We completed our usual 10 laps of the 2km stretch of road, said good morning to some friends whose kid was competing, got bananas at the fruit stand and headed for home on our bikes. A pretty normal routine for us.
On the 3km trip back there is a major intersection that is well controlled with traffic lights. It was just opened in August and can be dangerous because of visibility issues and speeds. We are always very cautious when we approach as we have to make a right hand turn (that's like a left for most of you).
We are well aware of the pattern of the change of lights as we pass through here on our route to work daily. The right turn arrow had just changed to red when we arrived, so we knew that we'd be waiting a full cycle of about 4 minutes until we could go. After the traffic from the west goes, the north and south traffic have greens for about 2 and a half minutes. During their green, one of the lanes heading north, towards us did not move as expected. A car was stopped at the front with a line up behind it.
This was very unusual. What is equally unusual is that there were only one or two honks. Trinis will usually honk within one second of a light turning green if you are not moving. I am not exaggerating at all. We've become used to it, it is so common.
To complicate things even further, there were two police men on motor cycles with their blue lights flashing at the intersection approaching from the west. Police will often drive with their lights flashing for no reason. Yep, not kidding. If there are sirens you have to move over, but you can ignore the lights. I think they just want to be more visible.
So, back to the main story. We are approaching from the north in the right turn lane. Police are to our right, the lane of traffic is not moving coming from the south on the other side. After some time, I noted to Gayle that it had been at least 45 seconds and the car was not moving. Cars from behind started to move into the other lane to go around, but no one seemed to pay any attention to the stopped vehicle.
Becoming increasingly concerned, Gayle said, "I wonder if they are all right?" We hadn't seen any movement from the driver so we said we'd better check on her (it looked like the driver might have been female). As soon as the light changed, we darted across to find a man slumped over behind the wheel. While still on my bike I approached the passenger window and tried to get a response from the driver with a loud yell, hoping he had just nodded off. Nothing...
I quickly parked my bike against the railing and ran around to the driver's side. On the way, I flagged the waiting police to come over. I reached the right side of the car and my first aid training kicked in -- "hey are you ok!." I yelled loudly and tapped the driver on the shoulder.
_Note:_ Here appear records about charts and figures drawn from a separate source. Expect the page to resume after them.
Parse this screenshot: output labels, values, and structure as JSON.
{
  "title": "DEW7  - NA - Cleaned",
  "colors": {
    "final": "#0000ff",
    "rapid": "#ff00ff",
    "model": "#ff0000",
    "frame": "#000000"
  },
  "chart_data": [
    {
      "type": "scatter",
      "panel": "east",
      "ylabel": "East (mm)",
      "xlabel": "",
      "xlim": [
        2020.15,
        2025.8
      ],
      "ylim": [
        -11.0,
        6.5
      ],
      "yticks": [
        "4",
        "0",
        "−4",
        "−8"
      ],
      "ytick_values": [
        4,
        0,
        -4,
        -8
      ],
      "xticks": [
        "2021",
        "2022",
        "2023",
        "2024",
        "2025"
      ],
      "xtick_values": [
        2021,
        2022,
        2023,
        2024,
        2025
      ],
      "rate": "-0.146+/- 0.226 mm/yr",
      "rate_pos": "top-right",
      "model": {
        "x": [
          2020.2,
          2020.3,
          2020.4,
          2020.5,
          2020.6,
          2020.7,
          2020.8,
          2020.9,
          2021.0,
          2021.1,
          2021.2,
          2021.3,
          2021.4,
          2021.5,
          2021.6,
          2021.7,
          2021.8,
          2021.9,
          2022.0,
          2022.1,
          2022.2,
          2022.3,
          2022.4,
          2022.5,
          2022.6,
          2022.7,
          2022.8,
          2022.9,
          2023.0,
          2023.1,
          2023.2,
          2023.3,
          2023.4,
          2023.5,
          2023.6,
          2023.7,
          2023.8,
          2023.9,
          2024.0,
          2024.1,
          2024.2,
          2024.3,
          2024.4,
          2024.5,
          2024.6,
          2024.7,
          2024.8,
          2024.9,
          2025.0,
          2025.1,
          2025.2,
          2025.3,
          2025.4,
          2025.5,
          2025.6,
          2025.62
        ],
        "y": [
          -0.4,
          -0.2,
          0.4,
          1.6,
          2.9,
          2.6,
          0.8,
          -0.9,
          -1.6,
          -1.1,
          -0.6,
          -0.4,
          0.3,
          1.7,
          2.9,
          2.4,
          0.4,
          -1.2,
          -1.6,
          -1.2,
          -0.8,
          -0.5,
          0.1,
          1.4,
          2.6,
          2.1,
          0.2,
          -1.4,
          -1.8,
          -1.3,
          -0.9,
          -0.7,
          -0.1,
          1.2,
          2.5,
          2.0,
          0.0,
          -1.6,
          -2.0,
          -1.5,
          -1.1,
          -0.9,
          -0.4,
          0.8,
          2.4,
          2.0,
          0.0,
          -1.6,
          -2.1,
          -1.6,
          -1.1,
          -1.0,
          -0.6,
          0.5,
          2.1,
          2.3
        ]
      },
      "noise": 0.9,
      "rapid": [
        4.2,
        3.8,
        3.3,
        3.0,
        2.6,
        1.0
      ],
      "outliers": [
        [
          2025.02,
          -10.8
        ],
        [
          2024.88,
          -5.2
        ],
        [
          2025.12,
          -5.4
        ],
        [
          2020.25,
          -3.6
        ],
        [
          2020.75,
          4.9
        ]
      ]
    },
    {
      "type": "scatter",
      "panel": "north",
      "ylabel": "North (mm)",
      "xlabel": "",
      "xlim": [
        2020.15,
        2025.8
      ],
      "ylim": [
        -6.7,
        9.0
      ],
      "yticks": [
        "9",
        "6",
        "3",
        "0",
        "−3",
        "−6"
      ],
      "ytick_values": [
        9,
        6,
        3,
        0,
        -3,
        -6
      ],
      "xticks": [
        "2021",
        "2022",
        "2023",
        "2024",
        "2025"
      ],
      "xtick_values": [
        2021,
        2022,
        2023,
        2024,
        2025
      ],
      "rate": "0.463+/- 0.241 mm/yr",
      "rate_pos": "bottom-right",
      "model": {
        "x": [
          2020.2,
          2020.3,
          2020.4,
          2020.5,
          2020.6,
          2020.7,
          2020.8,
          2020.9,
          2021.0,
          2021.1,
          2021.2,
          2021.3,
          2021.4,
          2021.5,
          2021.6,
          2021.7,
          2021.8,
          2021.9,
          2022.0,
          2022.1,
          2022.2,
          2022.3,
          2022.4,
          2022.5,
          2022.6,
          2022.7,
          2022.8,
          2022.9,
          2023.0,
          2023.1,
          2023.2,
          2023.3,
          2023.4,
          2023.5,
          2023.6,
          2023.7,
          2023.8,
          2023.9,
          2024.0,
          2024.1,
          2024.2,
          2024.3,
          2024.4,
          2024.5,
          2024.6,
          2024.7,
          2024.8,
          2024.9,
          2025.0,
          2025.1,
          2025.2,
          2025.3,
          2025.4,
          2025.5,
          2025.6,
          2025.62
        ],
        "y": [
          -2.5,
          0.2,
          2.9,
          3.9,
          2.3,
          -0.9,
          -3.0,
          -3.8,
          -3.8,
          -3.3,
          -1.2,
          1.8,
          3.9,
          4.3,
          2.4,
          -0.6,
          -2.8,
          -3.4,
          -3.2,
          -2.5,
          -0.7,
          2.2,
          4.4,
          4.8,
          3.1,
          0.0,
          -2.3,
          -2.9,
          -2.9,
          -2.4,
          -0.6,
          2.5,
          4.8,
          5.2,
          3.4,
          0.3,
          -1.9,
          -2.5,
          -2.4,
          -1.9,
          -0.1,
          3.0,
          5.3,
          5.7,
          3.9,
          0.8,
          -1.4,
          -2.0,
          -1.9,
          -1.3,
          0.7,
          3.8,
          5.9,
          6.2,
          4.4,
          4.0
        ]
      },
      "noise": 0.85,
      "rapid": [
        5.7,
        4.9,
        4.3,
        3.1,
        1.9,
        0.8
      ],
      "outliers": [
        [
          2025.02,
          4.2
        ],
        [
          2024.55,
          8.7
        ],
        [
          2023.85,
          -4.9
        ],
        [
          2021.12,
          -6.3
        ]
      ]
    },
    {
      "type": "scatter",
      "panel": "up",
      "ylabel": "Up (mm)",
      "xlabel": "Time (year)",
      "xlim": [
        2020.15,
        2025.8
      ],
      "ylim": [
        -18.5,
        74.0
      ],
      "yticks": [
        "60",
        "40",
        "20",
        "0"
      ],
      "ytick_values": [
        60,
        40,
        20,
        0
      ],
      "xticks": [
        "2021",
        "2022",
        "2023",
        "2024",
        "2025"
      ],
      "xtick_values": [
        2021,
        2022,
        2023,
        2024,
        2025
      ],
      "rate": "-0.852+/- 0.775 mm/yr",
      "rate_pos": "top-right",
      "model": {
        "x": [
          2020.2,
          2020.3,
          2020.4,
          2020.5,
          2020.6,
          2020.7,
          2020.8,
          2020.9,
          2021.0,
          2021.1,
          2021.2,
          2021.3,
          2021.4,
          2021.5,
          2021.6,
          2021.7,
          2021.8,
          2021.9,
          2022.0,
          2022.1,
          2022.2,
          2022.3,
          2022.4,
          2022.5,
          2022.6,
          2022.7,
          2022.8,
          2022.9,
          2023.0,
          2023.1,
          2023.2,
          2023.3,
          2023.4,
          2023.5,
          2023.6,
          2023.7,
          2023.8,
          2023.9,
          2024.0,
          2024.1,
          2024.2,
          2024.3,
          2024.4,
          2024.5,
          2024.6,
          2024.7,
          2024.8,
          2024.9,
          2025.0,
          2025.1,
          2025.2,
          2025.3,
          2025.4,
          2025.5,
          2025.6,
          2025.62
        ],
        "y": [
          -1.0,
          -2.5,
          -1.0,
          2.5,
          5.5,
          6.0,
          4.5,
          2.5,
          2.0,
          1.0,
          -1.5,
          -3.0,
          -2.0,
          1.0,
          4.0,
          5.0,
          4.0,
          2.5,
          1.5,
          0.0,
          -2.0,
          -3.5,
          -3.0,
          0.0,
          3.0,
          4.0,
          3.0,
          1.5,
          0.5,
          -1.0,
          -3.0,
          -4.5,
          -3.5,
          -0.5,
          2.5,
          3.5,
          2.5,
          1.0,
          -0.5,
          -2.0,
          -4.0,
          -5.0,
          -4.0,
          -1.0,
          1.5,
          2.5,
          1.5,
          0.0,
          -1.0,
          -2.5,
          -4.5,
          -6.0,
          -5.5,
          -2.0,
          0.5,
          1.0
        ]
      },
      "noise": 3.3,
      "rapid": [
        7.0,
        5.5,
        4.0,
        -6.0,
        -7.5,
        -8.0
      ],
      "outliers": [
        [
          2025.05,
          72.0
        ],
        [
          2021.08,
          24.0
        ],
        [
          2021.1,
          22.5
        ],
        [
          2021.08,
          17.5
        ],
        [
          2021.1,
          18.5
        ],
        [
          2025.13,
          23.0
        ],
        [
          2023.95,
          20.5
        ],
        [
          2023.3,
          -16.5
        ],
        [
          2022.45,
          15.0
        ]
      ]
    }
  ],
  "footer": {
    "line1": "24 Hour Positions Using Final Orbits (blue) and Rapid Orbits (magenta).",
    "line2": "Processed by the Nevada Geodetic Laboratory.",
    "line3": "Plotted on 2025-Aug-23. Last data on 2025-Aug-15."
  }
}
He looked up, rather dozily, and reached his hand up for a fist-bump. PHEW! He was ok. I was not going to have to use any CPR skills today! By the look of his eyes, he had either been awake for several days or had been imbibing rather heavily. It wasn't until then that I noticed he had a friend with him who was sleeping in the fully reclined passenger seat!
Within seconds the police arrived, parked their motorcycles and were at the car. The driver, instinctively reached for his seat belt as he saw the officers. "...PUT DE CAR IN PARK..." I suddenly realized that this fellow was probably going to get into some serious trouble and didn't waste any time moving back to the other side of the car to collect my bike and Gayle. "Let's get out of here....hopefully he won't recognize us..." As we rode away, I confirmed that we both had kept our sunglasses on during the transaction.